Permukaan berlian bumi muncul sudah sangat panjang, mulai 1-3,3 miliar tahun lalu. Diamond pertama kali diakui dan ditambang di India. Di masa lalu, ada referensi ditemukan dalam teks Buddhis, salah satu teks Sansekerta (Anguttara Nikaya) yang kemudian sekitar 296 SM lalu disempunakan. Teks juga bercerita tentang karakteristik utama berlian yang berkilau bersinar. Pada saat itu berlian berhubungan dengan nama dewa (Tuhan), sebagai simbol dekorasi religius. Berlian diyakini membawa keberuntungan bagi siapa saja yang memilikinya. Di India, pemiliknya dibatasi oleh kasta-berbasis warna. Hanya Raja harus diizinkan memiliki semua warna berlian.

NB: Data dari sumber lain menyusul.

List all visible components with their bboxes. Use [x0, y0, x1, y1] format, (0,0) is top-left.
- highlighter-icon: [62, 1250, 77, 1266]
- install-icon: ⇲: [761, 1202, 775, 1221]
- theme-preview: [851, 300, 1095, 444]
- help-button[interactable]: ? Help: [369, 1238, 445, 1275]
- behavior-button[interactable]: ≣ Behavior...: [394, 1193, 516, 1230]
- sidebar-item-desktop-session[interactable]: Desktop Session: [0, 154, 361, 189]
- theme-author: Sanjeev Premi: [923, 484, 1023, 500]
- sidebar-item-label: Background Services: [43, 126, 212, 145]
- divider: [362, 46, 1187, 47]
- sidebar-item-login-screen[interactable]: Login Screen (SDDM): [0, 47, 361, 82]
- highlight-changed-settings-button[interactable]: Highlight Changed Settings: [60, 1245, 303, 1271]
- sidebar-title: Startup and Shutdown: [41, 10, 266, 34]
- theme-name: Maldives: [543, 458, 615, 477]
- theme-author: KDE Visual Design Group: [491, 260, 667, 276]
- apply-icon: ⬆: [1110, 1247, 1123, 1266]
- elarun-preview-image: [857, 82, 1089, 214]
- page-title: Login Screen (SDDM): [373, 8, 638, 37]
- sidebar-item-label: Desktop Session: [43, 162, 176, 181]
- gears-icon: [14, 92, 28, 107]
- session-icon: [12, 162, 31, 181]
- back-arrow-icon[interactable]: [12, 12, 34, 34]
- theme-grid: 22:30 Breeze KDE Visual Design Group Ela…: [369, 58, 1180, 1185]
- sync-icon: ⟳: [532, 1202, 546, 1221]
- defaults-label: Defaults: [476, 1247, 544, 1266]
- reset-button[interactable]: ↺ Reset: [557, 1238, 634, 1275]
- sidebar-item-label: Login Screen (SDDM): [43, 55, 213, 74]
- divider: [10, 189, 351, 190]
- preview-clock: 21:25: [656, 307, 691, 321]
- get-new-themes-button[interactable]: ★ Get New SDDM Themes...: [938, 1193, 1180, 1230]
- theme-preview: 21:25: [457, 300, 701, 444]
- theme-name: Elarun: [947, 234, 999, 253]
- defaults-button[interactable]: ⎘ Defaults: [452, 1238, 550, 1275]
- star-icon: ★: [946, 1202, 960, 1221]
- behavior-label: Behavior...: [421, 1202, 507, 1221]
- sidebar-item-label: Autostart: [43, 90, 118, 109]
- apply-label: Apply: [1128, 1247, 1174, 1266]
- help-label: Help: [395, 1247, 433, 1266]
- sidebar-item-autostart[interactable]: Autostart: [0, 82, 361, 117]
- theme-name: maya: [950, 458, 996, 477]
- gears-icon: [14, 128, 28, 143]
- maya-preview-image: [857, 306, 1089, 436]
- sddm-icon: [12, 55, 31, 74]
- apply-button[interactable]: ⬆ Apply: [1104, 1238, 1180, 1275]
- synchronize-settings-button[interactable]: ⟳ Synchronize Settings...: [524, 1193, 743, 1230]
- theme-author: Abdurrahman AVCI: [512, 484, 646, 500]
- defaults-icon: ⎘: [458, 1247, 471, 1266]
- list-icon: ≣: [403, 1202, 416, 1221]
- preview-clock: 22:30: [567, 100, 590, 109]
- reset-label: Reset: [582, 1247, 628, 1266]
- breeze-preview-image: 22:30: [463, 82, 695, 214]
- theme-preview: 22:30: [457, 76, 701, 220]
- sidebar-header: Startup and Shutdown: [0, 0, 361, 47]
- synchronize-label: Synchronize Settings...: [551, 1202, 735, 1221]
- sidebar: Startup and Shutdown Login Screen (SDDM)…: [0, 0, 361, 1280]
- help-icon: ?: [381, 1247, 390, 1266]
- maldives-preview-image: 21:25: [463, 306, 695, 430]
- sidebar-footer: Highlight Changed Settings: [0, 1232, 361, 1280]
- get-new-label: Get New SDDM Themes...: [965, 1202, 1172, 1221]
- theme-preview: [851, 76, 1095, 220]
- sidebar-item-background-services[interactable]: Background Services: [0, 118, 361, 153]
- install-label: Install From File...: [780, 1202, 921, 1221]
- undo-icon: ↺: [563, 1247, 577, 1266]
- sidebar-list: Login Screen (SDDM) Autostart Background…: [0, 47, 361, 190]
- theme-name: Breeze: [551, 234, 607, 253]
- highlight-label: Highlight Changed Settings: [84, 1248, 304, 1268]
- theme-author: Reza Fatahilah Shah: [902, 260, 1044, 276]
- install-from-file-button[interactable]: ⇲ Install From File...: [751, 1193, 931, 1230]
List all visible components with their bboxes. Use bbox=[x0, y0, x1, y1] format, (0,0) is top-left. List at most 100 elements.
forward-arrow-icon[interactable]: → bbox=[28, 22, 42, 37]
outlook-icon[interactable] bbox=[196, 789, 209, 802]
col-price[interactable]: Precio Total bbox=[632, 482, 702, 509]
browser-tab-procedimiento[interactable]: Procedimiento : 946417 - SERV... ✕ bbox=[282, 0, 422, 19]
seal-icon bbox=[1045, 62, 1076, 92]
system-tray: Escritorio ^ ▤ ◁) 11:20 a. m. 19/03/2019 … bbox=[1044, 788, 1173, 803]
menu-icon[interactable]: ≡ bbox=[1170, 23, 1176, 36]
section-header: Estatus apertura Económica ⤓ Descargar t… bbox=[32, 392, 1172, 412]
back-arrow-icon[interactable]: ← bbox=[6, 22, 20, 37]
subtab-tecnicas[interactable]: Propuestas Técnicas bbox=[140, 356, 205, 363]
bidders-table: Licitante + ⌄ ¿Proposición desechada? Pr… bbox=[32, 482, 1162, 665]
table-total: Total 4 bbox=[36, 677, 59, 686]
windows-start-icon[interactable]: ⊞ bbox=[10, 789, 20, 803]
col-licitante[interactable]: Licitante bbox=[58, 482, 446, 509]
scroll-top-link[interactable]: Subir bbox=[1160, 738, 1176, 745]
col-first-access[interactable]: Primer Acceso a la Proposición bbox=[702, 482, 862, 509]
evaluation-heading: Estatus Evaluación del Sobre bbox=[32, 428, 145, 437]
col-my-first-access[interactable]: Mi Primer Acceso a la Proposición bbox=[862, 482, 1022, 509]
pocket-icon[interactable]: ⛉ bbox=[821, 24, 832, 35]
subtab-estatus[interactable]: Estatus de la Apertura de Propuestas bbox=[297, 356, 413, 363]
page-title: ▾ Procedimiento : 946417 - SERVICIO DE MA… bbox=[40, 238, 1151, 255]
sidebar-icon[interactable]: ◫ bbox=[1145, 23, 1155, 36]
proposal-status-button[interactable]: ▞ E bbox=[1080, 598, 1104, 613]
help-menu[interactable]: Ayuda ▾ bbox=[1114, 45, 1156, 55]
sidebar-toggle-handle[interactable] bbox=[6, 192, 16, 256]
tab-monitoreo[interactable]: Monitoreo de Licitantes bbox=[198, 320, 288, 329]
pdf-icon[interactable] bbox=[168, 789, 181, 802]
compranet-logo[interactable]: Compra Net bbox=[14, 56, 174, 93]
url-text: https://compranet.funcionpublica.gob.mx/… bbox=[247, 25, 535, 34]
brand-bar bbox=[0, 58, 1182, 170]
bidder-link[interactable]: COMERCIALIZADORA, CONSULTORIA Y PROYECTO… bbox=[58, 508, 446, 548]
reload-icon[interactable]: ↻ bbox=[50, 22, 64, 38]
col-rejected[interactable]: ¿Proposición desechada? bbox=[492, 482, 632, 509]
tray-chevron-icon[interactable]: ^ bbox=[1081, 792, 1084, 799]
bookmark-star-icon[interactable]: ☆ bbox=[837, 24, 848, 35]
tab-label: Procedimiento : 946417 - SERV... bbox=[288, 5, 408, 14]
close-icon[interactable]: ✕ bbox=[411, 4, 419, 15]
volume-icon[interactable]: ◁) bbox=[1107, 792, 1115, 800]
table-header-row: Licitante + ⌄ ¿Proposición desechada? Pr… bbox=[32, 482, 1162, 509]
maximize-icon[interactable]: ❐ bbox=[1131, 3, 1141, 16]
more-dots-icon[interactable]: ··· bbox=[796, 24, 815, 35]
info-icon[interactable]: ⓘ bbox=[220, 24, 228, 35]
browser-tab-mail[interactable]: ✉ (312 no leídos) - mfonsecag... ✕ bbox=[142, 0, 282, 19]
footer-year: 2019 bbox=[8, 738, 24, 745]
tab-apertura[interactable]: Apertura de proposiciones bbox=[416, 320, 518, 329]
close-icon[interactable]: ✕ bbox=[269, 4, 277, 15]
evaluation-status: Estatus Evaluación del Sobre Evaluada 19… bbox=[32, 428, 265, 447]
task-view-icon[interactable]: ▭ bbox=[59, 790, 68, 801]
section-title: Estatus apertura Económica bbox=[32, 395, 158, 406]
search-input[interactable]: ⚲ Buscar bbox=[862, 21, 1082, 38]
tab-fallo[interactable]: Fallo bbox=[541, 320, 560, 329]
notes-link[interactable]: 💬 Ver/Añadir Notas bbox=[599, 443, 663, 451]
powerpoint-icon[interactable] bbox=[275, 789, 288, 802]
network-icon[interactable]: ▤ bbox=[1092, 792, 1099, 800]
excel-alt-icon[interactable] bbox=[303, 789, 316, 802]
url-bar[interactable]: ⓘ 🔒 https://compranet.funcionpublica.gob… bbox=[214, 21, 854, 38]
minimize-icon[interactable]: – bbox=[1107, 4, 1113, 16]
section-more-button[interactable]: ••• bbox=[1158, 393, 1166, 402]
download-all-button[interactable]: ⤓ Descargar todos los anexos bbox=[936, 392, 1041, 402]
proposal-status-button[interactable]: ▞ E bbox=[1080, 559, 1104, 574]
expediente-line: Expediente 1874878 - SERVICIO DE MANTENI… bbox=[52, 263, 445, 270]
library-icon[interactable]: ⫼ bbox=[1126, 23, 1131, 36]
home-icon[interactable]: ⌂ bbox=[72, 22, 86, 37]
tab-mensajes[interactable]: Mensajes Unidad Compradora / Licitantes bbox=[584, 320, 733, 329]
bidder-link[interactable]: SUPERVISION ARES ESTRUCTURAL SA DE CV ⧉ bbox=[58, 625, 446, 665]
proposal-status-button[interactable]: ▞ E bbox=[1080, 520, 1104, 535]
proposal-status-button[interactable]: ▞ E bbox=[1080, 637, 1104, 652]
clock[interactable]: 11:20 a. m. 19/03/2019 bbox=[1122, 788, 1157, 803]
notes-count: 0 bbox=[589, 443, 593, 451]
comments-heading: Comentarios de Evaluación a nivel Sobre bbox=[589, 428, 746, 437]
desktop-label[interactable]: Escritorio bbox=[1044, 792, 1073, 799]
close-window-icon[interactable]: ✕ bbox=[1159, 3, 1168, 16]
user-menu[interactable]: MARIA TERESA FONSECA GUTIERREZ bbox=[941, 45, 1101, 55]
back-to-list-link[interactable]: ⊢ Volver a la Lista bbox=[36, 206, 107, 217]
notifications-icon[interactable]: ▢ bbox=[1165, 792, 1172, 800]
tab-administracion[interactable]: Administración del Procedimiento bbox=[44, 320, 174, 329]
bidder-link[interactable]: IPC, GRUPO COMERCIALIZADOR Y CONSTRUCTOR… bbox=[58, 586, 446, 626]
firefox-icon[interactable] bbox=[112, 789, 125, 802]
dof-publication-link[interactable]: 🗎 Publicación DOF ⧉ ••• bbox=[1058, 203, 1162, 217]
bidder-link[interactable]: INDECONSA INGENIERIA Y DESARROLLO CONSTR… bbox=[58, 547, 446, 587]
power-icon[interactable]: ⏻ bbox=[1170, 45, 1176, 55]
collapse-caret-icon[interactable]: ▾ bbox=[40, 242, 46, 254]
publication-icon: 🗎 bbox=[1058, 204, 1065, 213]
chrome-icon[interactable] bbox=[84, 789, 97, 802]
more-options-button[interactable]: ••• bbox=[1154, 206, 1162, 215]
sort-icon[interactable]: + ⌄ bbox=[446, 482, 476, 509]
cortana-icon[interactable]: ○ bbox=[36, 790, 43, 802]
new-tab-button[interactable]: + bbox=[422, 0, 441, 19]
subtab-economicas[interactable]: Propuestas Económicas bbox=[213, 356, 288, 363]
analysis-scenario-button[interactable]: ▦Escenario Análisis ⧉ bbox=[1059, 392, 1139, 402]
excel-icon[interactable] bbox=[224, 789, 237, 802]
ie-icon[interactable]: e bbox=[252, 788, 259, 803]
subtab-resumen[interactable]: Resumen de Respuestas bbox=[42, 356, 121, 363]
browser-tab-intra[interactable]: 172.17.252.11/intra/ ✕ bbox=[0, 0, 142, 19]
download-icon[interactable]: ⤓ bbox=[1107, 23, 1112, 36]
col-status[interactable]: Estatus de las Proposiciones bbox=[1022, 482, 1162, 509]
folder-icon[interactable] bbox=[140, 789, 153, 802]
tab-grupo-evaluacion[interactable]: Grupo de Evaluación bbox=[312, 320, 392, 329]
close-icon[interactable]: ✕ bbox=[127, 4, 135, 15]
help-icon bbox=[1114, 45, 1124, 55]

Seiring perkembangan zaman akhirnya berlian dapat diperdagangkan di Timur dan Barat India dan dapat digunakan dalam berbagai budaya untuk Gemologi, atau industri. Di Eropa, berlian menghilang selama hampir 1.000 tahun mengikuti perkembangan Kristen. Mereka menolak keberadaan berlian yang pada awalnya diyakini digunakan sebagai Azimat. Hal ini sangat ditentang oleh orang-orang Kristen. Karena menurut keyakinan mereka, hanya Tuhan yang dapat dipercaya.
Namun, popularitas berlian kembali naik yang banyak digunakan sebagai batu permata. Hal ini disebabkan peningkatan ketersediaan berlian itu sendiri seperti perkembangan sejarah Eropa. Di Perancis, pada abad ke-13 Raja Llouis IX menetapkan hukum yang menyatakan bahwa hanya Raja yang mungkin memiliki berlian.
Pada bulan Februari 2005, Tim Amerika (AS) dan Cina memberikan laporan Arkeolog mengenai penemuan dari empat kekayaan aluminium berasal dari batu makam pada saat itu menjadi kebudayaan tradisional Tiongkok. Pada 4000 BCE-2500 SM, para ilmuwan menemukan kampak bercahaya bubuk diyakini dipoles dengan berlian yang terlihat jauh lebih menarik. Di Cina, berlian digunakan untuk melengkapi berlian lain, salah satunya adalah alat pengukur atau 'Jade' pelengkap (permata hijau lumut). Setelah berabad-abad, di antara, aristokrat semakin populer sebagai batu permata berlian. Tentu saja, hanya di antara mereka dengan uang dan kelasnya. Biasanya digunakan sebagai cincin kawin. Sesuai dengan waktu, terus dan tumbuh popularitas dengan banyak perubahan dalam penerapan bentuk berlian sesuai estetika. Berlian tetap akan membuktikan populer dengan berbagai kelas sepanjang harganya masih terjangkau. Berlian menjadi salah satu objek sangat penting karena dapat berkembang pada dunia pembelian, penjualan, dan bahkan masuk dalam catatan kejahatan sampai politik.
Berita terbaru menurut Washington Post tanggal 5 Maret 2007, telah menemukan jenis baru dari berlian di negara Kanada. Ditemukan oleh ahli batu selama bertahun-tahun untuk membiayai pencarian berlian negara tetangga. Diakui, berlian ini milik Amerika Utara. Hal ini membuat Kanada mandapat aliran deras uang sebagai penemu berlian ketiga negara itu.